As noventa e nove perguntas
A cena que melhor o define não é uma batalha. No Vendidad, Angra Mainyu e os seus daevas deliberam a morte de Zaratustra, e quem se adianta é Aka Manah: submete o profeta a noventa e nove perguntas cruéis e capciosas. Zaratustra não cai. Os orientalistas do século XIX reconheceram logo o molde de Édipo e a Esfinge, e o próprio Avesta repete o motivo noutro lugar, com o feiticeiro Akhtya e o jovem Yoishta. A arma deste daeva não é a garra nem o veneno: é a pergunta que não se pode responder sem renegar.
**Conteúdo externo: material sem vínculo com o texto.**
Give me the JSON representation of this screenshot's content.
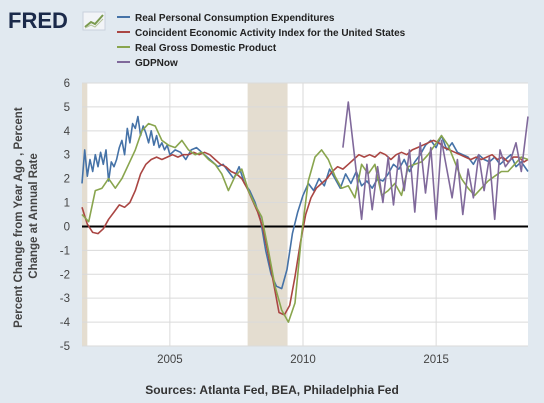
{
  "header": {
    "logo": "FRED",
    "logo_icon": "chart-line-icon"
  },
  "footer": {
    "source": "Sources: Atlanta Fed, BEA, Philadelphia Fed"
  },
  "colors": {
    "background": "#e1e9f0",
    "plot_bg": "#ffffff",
    "recession": "#e4ddd0",
    "grid": "#dadada",
    "zero_line": "#000000"
  },
  "chart_data": {
    "type": "line",
    "title": "",
    "ylabel": "Percent Change from Year Ago , Percent Change at Annual Rate",
    "xlabel": "",
    "xlim": [
      2001.7,
      2018.45
    ],
    "ylim": [
      -5,
      6
    ],
    "x_ticks": [
      2005,
      2010,
      2015
    ],
    "x_tick_labels": [
      "2005",
      "2010",
      "2015"
    ],
    "y_ticks": [
      -5,
      -4,
      -3,
      -2,
      -1,
      0,
      1,
      2,
      3,
      4,
      5,
      6
    ],
    "y_tick_labels": [
      "-5",
      "-4",
      "-3",
      "-2",
      "-1",
      "0",
      "1",
      "2",
      "3",
      "4",
      "5",
      "6"
    ],
    "grid": true,
    "legend_position": "top",
    "recessions": [
      [
        2001.7,
        2001.9
      ],
      [
        2007.92,
        2009.42
      ]
    ],
    "series": [
      {
        "name": "Real Personal Consumption Expenditures",
        "color": "#4572a7",
        "x": [
          2001.7,
          2001.8,
          2001.9,
          2002.0,
          2002.1,
          2002.2,
          2002.3,
          2002.4,
          2002.5,
          2002.6,
          2002.7,
          2002.8,
          2002.9,
          2003.0,
          2003.1,
          2003.2,
          2003.3,
          2003.4,
          2003.5,
          2003.6,
          2003.7,
          2003.8,
          2003.9,
          2004.0,
          2004.1,
          2004.2,
          2004.3,
          2004.4,
          2004.5,
          2004.6,
          2004.7,
          2004.8,
          2004.9,
          2005.0,
          2005.2,
          2005.4,
          2005.6,
          2005.8,
          2006.0,
          2006.2,
          2006.4,
          2006.6,
          2006.8,
          2007.0,
          2007.2,
          2007.4,
          2007.6,
          2007.8,
          2008.0,
          2008.2,
          2008.4,
          2008.6,
          2008.8,
          2009.0,
          2009.2,
          2009.4,
          2009.6,
          2009.8,
          2010.0,
          2010.2,
          2010.4,
          2010.6,
          2010.8,
          2011.0,
          2011.2,
          2011.4,
          2011.6,
          2011.8,
          2012.0,
          2012.2,
          2012.4,
          2012.6,
          2012.8,
          2013.0,
          2013.2,
          2013.4,
          2013.6,
          2013.8,
          2014.0,
          2014.2,
          2014.4,
          2014.6,
          2014.8,
          2015.0,
          2015.2,
          2015.4,
          2015.6,
          2015.8,
          2016.0,
          2016.2,
          2016.4,
          2016.6,
          2016.8,
          2017.0,
          2017.2,
          2017.4,
          2017.6,
          2017.8,
          2018.0,
          2018.2,
          2018.45
        ],
        "y": [
          1.8,
          3.2,
          2.1,
          2.8,
          2.3,
          3.0,
          2.5,
          3.1,
          2.6,
          3.2,
          1.9,
          2.7,
          2.5,
          2.8,
          3.3,
          3.6,
          3.0,
          4.1,
          3.5,
          4.3,
          4.1,
          4.6,
          3.8,
          4.2,
          3.9,
          3.5,
          4.0,
          3.4,
          3.8,
          3.3,
          3.5,
          3.2,
          3.4,
          3.0,
          3.2,
          3.1,
          2.8,
          3.2,
          3.3,
          3.1,
          2.9,
          2.7,
          2.5,
          2.6,
          2.3,
          2.0,
          2.5,
          1.8,
          1.5,
          1.0,
          0.3,
          -1.0,
          -2.0,
          -2.5,
          -2.6,
          -1.8,
          -0.3,
          0.6,
          1.3,
          1.8,
          1.5,
          2.0,
          1.7,
          2.4,
          2.0,
          1.6,
          2.2,
          1.8,
          2.3,
          1.7,
          1.9,
          1.6,
          2.0,
          1.9,
          2.2,
          2.6,
          2.4,
          2.8,
          2.3,
          2.7,
          3.0,
          3.4,
          3.6,
          3.3,
          3.8,
          3.2,
          3.5,
          3.1,
          3.0,
          2.9,
          2.6,
          3.0,
          2.8,
          2.7,
          2.9,
          2.6,
          2.8,
          3.0,
          2.5,
          2.7,
          2.3
        ]
      },
      {
        "name": "Coincident Economic Activity Index for the United States",
        "color": "#aa4643",
        "x": [
          2001.7,
          2001.9,
          2002.1,
          2002.3,
          2002.5,
          2002.7,
          2002.9,
          2003.1,
          2003.3,
          2003.5,
          2003.7,
          2003.9,
          2004.1,
          2004.3,
          2004.5,
          2004.7,
          2004.9,
          2005.1,
          2005.3,
          2005.5,
          2005.7,
          2005.9,
          2006.1,
          2006.3,
          2006.5,
          2006.7,
          2006.9,
          2007.1,
          2007.3,
          2007.5,
          2007.7,
          2007.9,
          2008.1,
          2008.3,
          2008.5,
          2008.7,
          2008.9,
          2009.1,
          2009.3,
          2009.5,
          2009.7,
          2009.9,
          2010.1,
          2010.3,
          2010.5,
          2010.7,
          2010.9,
          2011.1,
          2011.3,
          2011.5,
          2011.7,
          2011.9,
          2012.1,
          2012.3,
          2012.5,
          2012.7,
          2012.9,
          2013.1,
          2013.3,
          2013.5,
          2013.7,
          2013.9,
          2014.1,
          2014.3,
          2014.5,
          2014.7,
          2014.9,
          2015.1,
          2015.3,
          2015.5,
          2015.7,
          2015.9,
          2016.1,
          2016.3,
          2016.5,
          2016.7,
          2016.9,
          2017.1,
          2017.3,
          2017.5,
          2017.7,
          2017.9,
          2018.1,
          2018.3,
          2018.45
        ],
        "y": [
          0.8,
          0.1,
          -0.25,
          -0.3,
          -0.1,
          0.3,
          0.6,
          0.9,
          0.8,
          1.0,
          1.5,
          2.2,
          2.6,
          2.8,
          2.9,
          2.8,
          2.9,
          3.0,
          2.9,
          3.0,
          3.0,
          3.1,
          3.0,
          3.1,
          3.0,
          2.8,
          2.6,
          2.5,
          2.3,
          2.2,
          2.0,
          1.6,
          1.1,
          0.6,
          -0.1,
          -1.2,
          -2.4,
          -3.6,
          -3.7,
          -3.3,
          -2.1,
          -0.7,
          0.5,
          1.2,
          1.6,
          1.8,
          2.0,
          2.3,
          2.5,
          2.4,
          2.6,
          2.8,
          3.0,
          2.9,
          3.0,
          2.9,
          3.1,
          3.0,
          2.8,
          3.0,
          3.1,
          3.0,
          3.2,
          3.3,
          3.4,
          3.5,
          3.6,
          3.5,
          3.3,
          3.2,
          3.1,
          3.0,
          2.9,
          2.8,
          2.9,
          2.8,
          2.9,
          3.0,
          2.8,
          2.9,
          2.7,
          2.9,
          2.9,
          2.7,
          2.8
        ]
      },
      {
        "name": "Real Gross Domestic Product",
        "color": "#89a54e",
        "x": [
          2001.7,
          2001.95,
          2002.2,
          2002.45,
          2002.7,
          2002.95,
          2003.2,
          2003.45,
          2003.7,
          2003.95,
          2004.2,
          2004.45,
          2004.7,
          2004.95,
          2005.2,
          2005.45,
          2005.7,
          2005.95,
          2006.2,
          2006.45,
          2006.7,
          2006.95,
          2007.2,
          2007.45,
          2007.7,
          2007.95,
          2008.2,
          2008.45,
          2008.7,
          2008.95,
          2009.2,
          2009.45,
          2009.7,
          2009.95,
          2010.2,
          2010.45,
          2010.7,
          2010.95,
          2011.2,
          2011.45,
          2011.7,
          2011.95,
          2012.2,
          2012.45,
          2012.7,
          2012.95,
          2013.2,
          2013.45,
          2013.7,
          2013.95,
          2014.2,
          2014.45,
          2014.7,
          2014.95,
          2015.2,
          2015.45,
          2015.7,
          2015.95,
          2016.2,
          2016.45,
          2016.7,
          2016.95,
          2017.2,
          2017.45,
          2017.7,
          2017.95,
          2018.2,
          2018.45
        ],
        "y": [
          0.5,
          0.2,
          1.5,
          1.6,
          2.0,
          1.6,
          2.0,
          2.6,
          3.2,
          4.0,
          4.3,
          4.2,
          3.6,
          3.4,
          3.3,
          3.6,
          3.2,
          3.0,
          3.1,
          2.8,
          2.6,
          2.2,
          1.5,
          2.1,
          2.4,
          1.5,
          0.9,
          0.4,
          -1.0,
          -2.5,
          -3.5,
          -4.0,
          -3.2,
          -0.3,
          1.9,
          2.9,
          3.2,
          2.8,
          2.1,
          1.6,
          1.7,
          1.2,
          2.6,
          2.2,
          2.6,
          1.3,
          1.5,
          1.8,
          1.3,
          2.5,
          2.6,
          2.7,
          3.0,
          3.4,
          3.8,
          3.4,
          2.7,
          2.0,
          1.6,
          1.3,
          1.6,
          1.9,
          2.1,
          2.3,
          2.3,
          2.6,
          2.9,
          2.8
        ]
      },
      {
        "name": "GDPNow",
        "color": "#80699b",
        "x": [
          2011.5,
          2011.7,
          2011.95,
          2012.2,
          2012.4,
          2012.6,
          2012.8,
          2013.0,
          2013.2,
          2013.4,
          2013.6,
          2013.8,
          2014.0,
          2014.2,
          2014.4,
          2014.6,
          2014.8,
          2015.0,
          2015.2,
          2015.4,
          2015.6,
          2015.8,
          2016.0,
          2016.2,
          2016.4,
          2016.6,
          2016.8,
          2017.0,
          2017.2,
          2017.4,
          2017.6,
          2017.8,
          2018.0,
          2018.2,
          2018.45
        ],
        "y": [
          3.3,
          5.2,
          2.8,
          0.3,
          2.6,
          0.7,
          2.5,
          1.0,
          2.9,
          0.9,
          3.0,
          1.5,
          3.2,
          0.6,
          3.5,
          1.4,
          3.3,
          0.3,
          3.6,
          2.4,
          1.2,
          2.8,
          0.5,
          2.4,
          1.2,
          3.0,
          1.5,
          2.9,
          0.3,
          3.2,
          2.5,
          2.8,
          3.5,
          2.3,
          4.6
        ]
      }
    ]
  }
}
O texto acrescenta que o profeta brandia «pedras do tamanho de uma casa» que lhe dera Ahura Mazda, e o comentário pahlavi esclarece o que eram essas pedras: a Ahuna Vairya, a oração. É a mesma fórmula com que Ohrmazd fez recuar Ahriman no primeiro embate, e a mesma que o Yasna recita para abater Aeshma. Darmesteter apontou de passagem que esta cena pode estar na origem do Iblis lapidado do islão, «o apedrejado»; seja ou não verdade, descreve bem o que aqui acontece, porque Aka Manah não se vence discutindo.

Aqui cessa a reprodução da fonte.